Na opinião dele, e também de muitos analistas internacionais, sancionar a indústria petrolífera venezuelana é uma medida arriscada e cujos efeitos seriam sentidos sobretudo pela população, e não pela elite política do país. "Esta é uma estratégia de risco muito elevado com um presidente como Maduro", afirmou a professora de políticas públicas Jill Kasle, da Universidade George Washington, ao jornal argentino Clarín. "Essas sanções prejudicariam mais a população do que os líderes."

Essa é também a interpretação feita na União Europeia. Bruxelas já disse que não descarta sanções, mas a questão é definir quais. O ministro das Relações Exteriores da Espanha, Alfonso Dastis, descartou restrições econômicas porque, segundo ele, elas afetam a população e não os responsáveis pela situação. Por isso, ele defendeu medidas "individuais, seletivas e específicas".

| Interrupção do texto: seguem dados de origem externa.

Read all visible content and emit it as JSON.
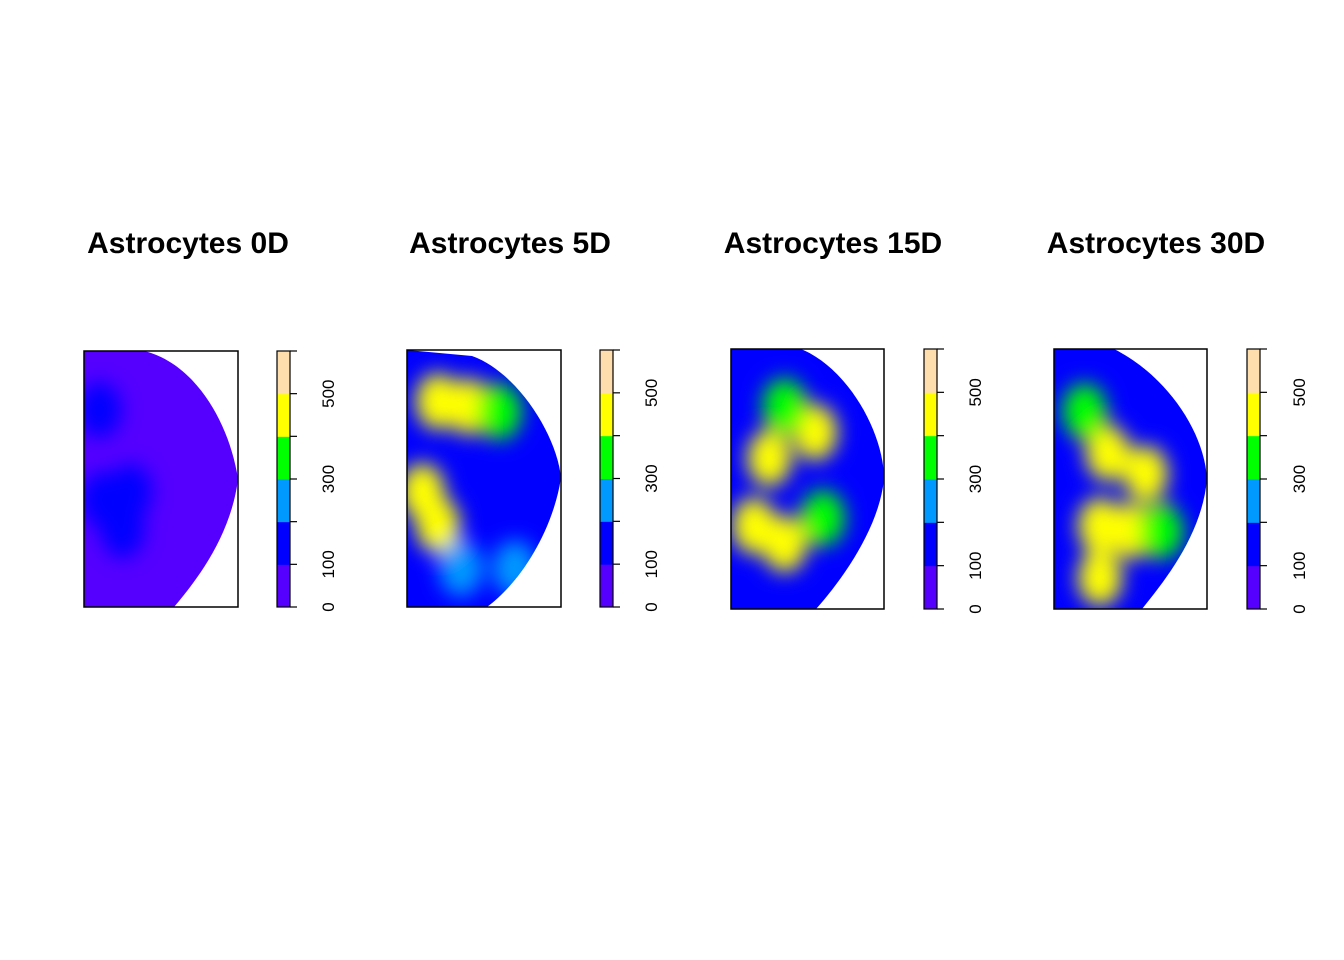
{
  "chart_data": [
    {
      "type": "heatmap",
      "title": "Astrocytes 0D",
      "colorbar": {
        "ticks": [
          0,
          100,
          300,
          500
        ],
        "ylim": [
          0,
          600
        ]
      },
      "colors": [
        "#5500ff",
        "#0000ff",
        "#0099ff",
        "#00ff00",
        "#ffff00",
        "#ffdead"
      ],
      "blobs": [
        {
          "x": 0.1,
          "y": 0.23,
          "v": 110
        },
        {
          "x": 0.3,
          "y": 0.55,
          "v": 115
        },
        {
          "x": 0.12,
          "y": 0.58,
          "v": 105
        },
        {
          "x": 0.25,
          "y": 0.7,
          "v": 100
        }
      ],
      "base_value": 45
    },
    {
      "type": "heatmap",
      "title": "Astrocytes 5D",
      "colorbar": {
        "ticks": [
          0,
          100,
          300,
          500
        ],
        "ylim": [
          0,
          600
        ]
      },
      "colors": [
        "#5500ff",
        "#0000ff",
        "#0099ff",
        "#00ff00",
        "#ffff00",
        "#ffdead"
      ],
      "blobs": [
        {
          "x": 0.2,
          "y": 0.2,
          "v": 460
        },
        {
          "x": 0.4,
          "y": 0.22,
          "v": 440
        },
        {
          "x": 0.6,
          "y": 0.24,
          "v": 380
        },
        {
          "x": 0.1,
          "y": 0.55,
          "v": 480
        },
        {
          "x": 0.2,
          "y": 0.68,
          "v": 400
        },
        {
          "x": 0.35,
          "y": 0.85,
          "v": 280
        },
        {
          "x": 0.7,
          "y": 0.85,
          "v": 250
        }
      ],
      "base_value": 110
    },
    {
      "type": "heatmap",
      "title": "Astrocytes 15D",
      "colorbar": {
        "ticks": [
          0,
          100,
          300,
          500
        ],
        "ylim": [
          0,
          600
        ]
      },
      "colors": [
        "#5500ff",
        "#0000ff",
        "#0099ff",
        "#00ff00",
        "#ffff00",
        "#ffdead"
      ],
      "blobs": [
        {
          "x": 0.25,
          "y": 0.42,
          "v": 480
        },
        {
          "x": 0.55,
          "y": 0.32,
          "v": 420
        },
        {
          "x": 0.15,
          "y": 0.68,
          "v": 460
        },
        {
          "x": 0.35,
          "y": 0.75,
          "v": 430
        },
        {
          "x": 0.6,
          "y": 0.65,
          "v": 320
        },
        {
          "x": 0.35,
          "y": 0.22,
          "v": 300
        }
      ],
      "base_value": 110
    },
    {
      "type": "heatmap",
      "title": "Astrocytes 30D",
      "colorbar": {
        "ticks": [
          0,
          100,
          300,
          500
        ],
        "ylim": [
          0,
          600
        ]
      },
      "colors": [
        "#5500ff",
        "#0000ff",
        "#0099ff",
        "#00ff00",
        "#ffff00",
        "#ffdead"
      ],
      "blobs": [
        {
          "x": 0.35,
          "y": 0.4,
          "v": 460
        },
        {
          "x": 0.6,
          "y": 0.48,
          "v": 420
        },
        {
          "x": 0.3,
          "y": 0.68,
          "v": 450
        },
        {
          "x": 0.5,
          "y": 0.7,
          "v": 470
        },
        {
          "x": 0.3,
          "y": 0.88,
          "v": 460
        },
        {
          "x": 0.7,
          "y": 0.7,
          "v": 320
        },
        {
          "x": 0.2,
          "y": 0.24,
          "v": 300
        }
      ],
      "base_value": 100
    }
  ]
}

Ao elevar ainda mais as já enormes dificuldades enfrentadas pela população, sanções que afetem diretamente a economia venezuelana poderiam resultar em mais violência nas ruas, uma crise de refugiados em países vizinhos e até mesmo num golpe militar, avaliam analistas.

Elas poderiam também ter efeitos negativos nos próprios Estados Unidos, como argumentou a associação americana dos produtores de combustíveis e petroquímicos, em carta ao governo. Ela advertiu para uma possível alta dos preços para os consumidores. E especialistas em energia dizem que a Venezuela poderia substituir os EUA por China e Índia como principais compradores.

Nova Cuba?

Sanções econômicas também elevariam a solidariedade a Maduro entre os países vizinhos e dariam credibilidade ao discurso de vítima do imperialismo que é parte constituinte do chavismo e que, na versão do governo, sempre foi a explicação para as dificuldades econômicas enfrentadas pelo país.

Como afirmou o analista colombiano Roberto Cajamarca, sanções à indústria petrolífera venezuelana só aumentariam a carestia e o desabastecimento, sem garantia alguma de que Maduro cairia, e "poderiam ser usadas por Maduro para se consolidar no poder e usar um discurso de vitimização". Como exemplo, ele aponta para a ditadura dos Castro em Cuba.

Segundo ele, o mais difícil é justamente alcançar um ponto de equilíbrio na hora de lidar com a Venezuela. "Por um lado, é importante intensificar a pressão sobre Maduro para fazê-lo aceitar uma negociação que permita uma transição. Por outro, as sanções não podem ser tão drásticas que afetem o povo venezuelano", explicou, em entrevista à DW.